Çevre

Yaban hayatı son 50 yılda %73 azaldı

Dünya genelinde yaban hayatı popülasyonu büyük bir hızla düşüş gösteriyor. Yayınlanan yeni raporlara göre insan faaliyetleri bu felaketin en büyük sebebi.

Abone Ol

Dünya genelinde yaban hayatı popülasyonları büyük bir hızla düşüş gösteriyor. WWF’nin yayımladığı yeni rapor, insan faaliyetlerinin bu “felaket boyutundaki” kayıpların en büyük sebebi olduğunu ortaya koyuyor.

WWF’nin Yaşayan Gezegen Raporu, son 50 yılda dünya genelindeki yaban hayatı popülasyonlarının ortalama %73 oranında azaldığını gösteriyor. Elephantsan tropikal ormanlardaki fillerden, Büyük Set Resifi’ndeki kaplumbağalara kadar birçok türün nüfusu ciddi şekilde azaldı.

Rapor Tehlike Sinyallerini Verdi!

Rapor, kuşlardan memelilere, amfibilerden sürüngen ve balıklara kadar 5.000'den fazla popülasyonu kapsayan bir Yaşayan Gezegen Endeksi'ne dayanıyor. WWF İngiltere Başkanı Tanya Steele, Amazon ormanlarından mercan resiflerine kadar birçok doğal alanın "tehlikeli dönüm noktalarına" yaklaştığını belirtti. 

Özellikle Amazon nehir yunuslarının popülasyonu %60 oranında azalırken, bu türün geleceği tehlike altında. 

Tüm bu olumsuz tabloya rağmen bazı iyileşme sinyalleri de mevcut. Örneğin, Doğu Afrika'daki Virunga Dağları’nda yaşayan bir dağ gorili alt popülasyonu 2010-2016 yılları arasında yılda %3 oranında artış gösterdi. Ancak WWF, bu "izole başarıların" genel anlamda yaban hayatı üzerindeki geniş çaplı habitat kayıplarını telafi etmeye yetmediğini vurguladı.
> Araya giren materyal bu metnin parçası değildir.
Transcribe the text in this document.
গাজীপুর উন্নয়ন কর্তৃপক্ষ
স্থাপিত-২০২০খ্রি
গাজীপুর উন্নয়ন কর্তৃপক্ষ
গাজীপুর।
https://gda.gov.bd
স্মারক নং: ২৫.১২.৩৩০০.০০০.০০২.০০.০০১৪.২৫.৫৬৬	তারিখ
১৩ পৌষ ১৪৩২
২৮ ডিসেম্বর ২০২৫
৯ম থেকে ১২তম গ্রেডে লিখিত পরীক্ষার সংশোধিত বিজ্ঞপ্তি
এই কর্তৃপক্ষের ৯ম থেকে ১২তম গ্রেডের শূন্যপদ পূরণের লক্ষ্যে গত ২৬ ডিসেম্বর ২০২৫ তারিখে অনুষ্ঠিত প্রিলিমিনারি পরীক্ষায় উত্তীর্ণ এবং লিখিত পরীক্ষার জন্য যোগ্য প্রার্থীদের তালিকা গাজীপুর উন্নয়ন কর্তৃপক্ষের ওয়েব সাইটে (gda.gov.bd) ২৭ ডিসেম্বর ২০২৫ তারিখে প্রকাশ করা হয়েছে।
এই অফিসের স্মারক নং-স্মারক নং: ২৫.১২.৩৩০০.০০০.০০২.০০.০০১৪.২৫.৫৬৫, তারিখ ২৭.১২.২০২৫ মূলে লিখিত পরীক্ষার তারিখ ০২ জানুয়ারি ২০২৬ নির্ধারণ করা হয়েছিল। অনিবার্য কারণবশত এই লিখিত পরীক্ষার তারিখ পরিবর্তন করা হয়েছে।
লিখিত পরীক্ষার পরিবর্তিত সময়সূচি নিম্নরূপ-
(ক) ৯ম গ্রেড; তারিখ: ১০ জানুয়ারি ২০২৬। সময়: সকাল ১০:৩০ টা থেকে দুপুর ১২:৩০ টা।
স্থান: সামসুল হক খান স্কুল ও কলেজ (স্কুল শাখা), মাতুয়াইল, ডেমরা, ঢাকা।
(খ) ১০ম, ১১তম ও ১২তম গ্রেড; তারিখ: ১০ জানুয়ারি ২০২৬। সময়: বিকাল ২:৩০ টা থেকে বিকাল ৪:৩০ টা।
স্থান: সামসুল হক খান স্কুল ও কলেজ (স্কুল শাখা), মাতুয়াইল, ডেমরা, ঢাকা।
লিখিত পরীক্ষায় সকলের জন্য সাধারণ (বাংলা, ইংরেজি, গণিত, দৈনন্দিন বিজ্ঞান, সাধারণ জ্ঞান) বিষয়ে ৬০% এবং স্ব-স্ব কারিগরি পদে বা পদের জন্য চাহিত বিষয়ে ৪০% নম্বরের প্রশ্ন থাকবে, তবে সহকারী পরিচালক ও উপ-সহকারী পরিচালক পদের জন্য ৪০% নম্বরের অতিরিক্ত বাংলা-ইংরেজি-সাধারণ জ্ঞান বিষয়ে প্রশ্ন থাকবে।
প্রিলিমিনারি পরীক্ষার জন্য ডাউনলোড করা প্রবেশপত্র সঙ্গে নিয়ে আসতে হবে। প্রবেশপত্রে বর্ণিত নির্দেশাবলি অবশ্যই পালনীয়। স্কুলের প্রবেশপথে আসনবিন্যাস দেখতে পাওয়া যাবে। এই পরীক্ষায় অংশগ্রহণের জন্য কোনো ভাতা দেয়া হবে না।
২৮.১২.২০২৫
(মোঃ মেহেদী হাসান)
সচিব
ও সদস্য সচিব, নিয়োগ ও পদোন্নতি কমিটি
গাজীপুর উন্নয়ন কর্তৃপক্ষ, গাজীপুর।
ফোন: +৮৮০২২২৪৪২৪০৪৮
Birlikte Hareket Etme Çağrısı Yapıldı

Raporda, habitat kaybı, aşırı avlanma, istilacı türler, hastalıklar, iklim değişikliği ve kirlilik gibi insan kaynaklı faktörlerin yaban hayatı üzerinde büyük tehdit oluşturduğu belirtiliyor. WWF Bilimsel Danışmanı Mike Barrett, özellikle gıda üretim ve tüketim şekillerimizin doğayı giderek daha fazla yok ettiğini vurguladı.

WWF, liderlerin ekosistemlerin korunması için 2022'de imzaladıkları **BM Biyoçeşitlilik Anlaşması** kapsamında harekete geçmeleri gerektiğini belirtiyor. Bu anlaşma, 2030’a kadar dünya yüzeyinin %30'unu doğaya ayırmayı hedefliyor.

Tanya Steele, raporun "inanılmaz bir uyarı niteliğinde" olduğunu ve sağlıklı ekosistemlerin insanlığın refahı ve geleceği için hayati önem taşıdığını belirtti.